Stephen J. Turnbull wrote:
>>>>>"Ben" == Ben Wing <ben(a)666.com>
writes:
>>>>>
>>>>>
Ben> I am currently taking a class in statistical machine learning
Ben> and it occurs to me that there is a well-understood method
Ben> for doing autodetection robustly.
Yes.
But you're fighting the last war with modern weapons. Most of the
stuff that you mention below is what Mule calls "coding category", and
we can already do a pretty good job on that.
What we really want to do is _language_ recognition in Unicode and
unibyte. I would suggest a structure that goes:
(1) Pick the best adequate match among Unicode UTFs. Convert to
canonical (AKA read into an Emacs buffer).
(2) Detect language (using a statistical classifier approach). If the
classification is significantly high, show the user.
(3) If (1) or (2) failed, fall back to a different category.

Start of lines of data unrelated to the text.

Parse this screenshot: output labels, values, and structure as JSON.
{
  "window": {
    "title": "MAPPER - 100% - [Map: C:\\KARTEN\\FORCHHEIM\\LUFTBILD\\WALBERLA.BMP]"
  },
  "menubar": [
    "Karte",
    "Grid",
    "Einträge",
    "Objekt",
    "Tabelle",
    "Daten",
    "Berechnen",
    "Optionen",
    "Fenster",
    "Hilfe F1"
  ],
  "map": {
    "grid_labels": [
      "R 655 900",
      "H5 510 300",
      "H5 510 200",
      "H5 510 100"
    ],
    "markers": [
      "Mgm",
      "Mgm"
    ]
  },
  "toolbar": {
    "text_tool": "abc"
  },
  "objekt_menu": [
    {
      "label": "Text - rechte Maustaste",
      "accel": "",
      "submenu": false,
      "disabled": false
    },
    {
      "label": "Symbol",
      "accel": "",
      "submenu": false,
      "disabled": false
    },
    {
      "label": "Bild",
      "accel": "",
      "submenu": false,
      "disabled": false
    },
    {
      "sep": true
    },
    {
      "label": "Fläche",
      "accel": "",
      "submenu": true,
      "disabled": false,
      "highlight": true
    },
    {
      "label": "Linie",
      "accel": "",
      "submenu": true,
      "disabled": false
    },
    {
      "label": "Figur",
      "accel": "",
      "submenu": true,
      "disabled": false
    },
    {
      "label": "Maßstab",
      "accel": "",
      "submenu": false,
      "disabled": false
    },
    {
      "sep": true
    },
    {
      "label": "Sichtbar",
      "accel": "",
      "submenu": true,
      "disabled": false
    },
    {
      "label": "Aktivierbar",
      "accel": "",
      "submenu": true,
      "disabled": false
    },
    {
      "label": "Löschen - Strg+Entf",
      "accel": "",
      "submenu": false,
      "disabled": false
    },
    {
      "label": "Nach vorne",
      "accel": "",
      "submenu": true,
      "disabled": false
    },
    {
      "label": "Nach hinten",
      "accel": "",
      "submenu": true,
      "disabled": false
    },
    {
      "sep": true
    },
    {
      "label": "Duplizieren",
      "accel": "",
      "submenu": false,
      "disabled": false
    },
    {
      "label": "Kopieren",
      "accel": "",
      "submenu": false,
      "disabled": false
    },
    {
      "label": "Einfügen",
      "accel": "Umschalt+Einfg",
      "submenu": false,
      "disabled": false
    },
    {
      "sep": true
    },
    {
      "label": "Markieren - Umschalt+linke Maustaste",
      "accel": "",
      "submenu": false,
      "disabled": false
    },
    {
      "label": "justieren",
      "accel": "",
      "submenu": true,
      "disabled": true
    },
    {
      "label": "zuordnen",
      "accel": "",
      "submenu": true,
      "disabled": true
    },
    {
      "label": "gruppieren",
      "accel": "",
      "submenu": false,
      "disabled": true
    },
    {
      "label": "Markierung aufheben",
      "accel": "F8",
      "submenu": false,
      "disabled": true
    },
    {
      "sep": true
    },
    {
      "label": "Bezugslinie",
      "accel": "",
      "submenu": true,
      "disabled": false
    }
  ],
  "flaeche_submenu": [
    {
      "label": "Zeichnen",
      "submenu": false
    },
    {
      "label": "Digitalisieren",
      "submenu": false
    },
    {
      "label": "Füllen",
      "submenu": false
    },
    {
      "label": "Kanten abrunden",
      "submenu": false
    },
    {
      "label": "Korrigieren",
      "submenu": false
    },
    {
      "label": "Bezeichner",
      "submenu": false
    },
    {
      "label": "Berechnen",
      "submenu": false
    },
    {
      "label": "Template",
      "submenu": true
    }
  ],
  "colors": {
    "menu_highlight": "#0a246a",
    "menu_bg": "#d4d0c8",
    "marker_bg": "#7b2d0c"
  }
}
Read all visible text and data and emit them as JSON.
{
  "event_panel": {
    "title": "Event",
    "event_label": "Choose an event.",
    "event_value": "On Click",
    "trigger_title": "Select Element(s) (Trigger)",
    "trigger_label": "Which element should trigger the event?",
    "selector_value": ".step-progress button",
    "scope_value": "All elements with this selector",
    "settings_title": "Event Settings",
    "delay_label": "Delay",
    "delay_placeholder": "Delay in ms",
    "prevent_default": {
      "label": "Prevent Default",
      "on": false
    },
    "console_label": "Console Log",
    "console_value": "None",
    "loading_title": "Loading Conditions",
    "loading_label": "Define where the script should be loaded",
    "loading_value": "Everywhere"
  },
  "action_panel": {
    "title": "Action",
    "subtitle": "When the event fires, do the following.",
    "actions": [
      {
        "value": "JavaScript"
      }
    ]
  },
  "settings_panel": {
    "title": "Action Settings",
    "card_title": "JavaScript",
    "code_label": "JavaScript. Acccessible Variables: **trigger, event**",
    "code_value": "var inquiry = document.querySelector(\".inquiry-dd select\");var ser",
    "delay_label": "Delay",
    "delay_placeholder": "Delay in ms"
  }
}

Ben> [1] create a corpus of correctly classified examples --
Ben> basically, a whole bunch of pieces of text, hopefully as
Ben> varied as possible, along with the correct encoding (manually
Ben> determined);
This is the hard part, and will basically take years. Although we
don't have to worry about spammers who will deliberately change the
signatures of their documents, we (I hope) will be getting new users:
Koreans and Chinese there are already lots of but we don't have many,
South-East Asians, South Asians, Africans are coming on line.
Also, there will be new formats invented or handled in Emacs (eg, XML
applications, tar files, compression, encryption) that we would like
to automatically recognize. So we SHOULD think in terms of a
continuing process of developing the corpus and reoptimizing.
Well, collecting a decent-sized corpus isn't too hard. Just get all the
computer users you know who work with non-ASCII documents to start
collecting their documents. In this case, figuring out the coding by
hand isn't too difficult and we can get a computer to do a first guess
(that's usually how big corpora of parsed English sentences are created,
but there the task is much harder since you're not just putting
something in a single category but creating a tree that covers every
word in the sentence).
I suggest we set up a place where people can email documents -- esp.
documents that XEmacs doesn't recognize properly -- and indicate what
the encoding is.
ben
ben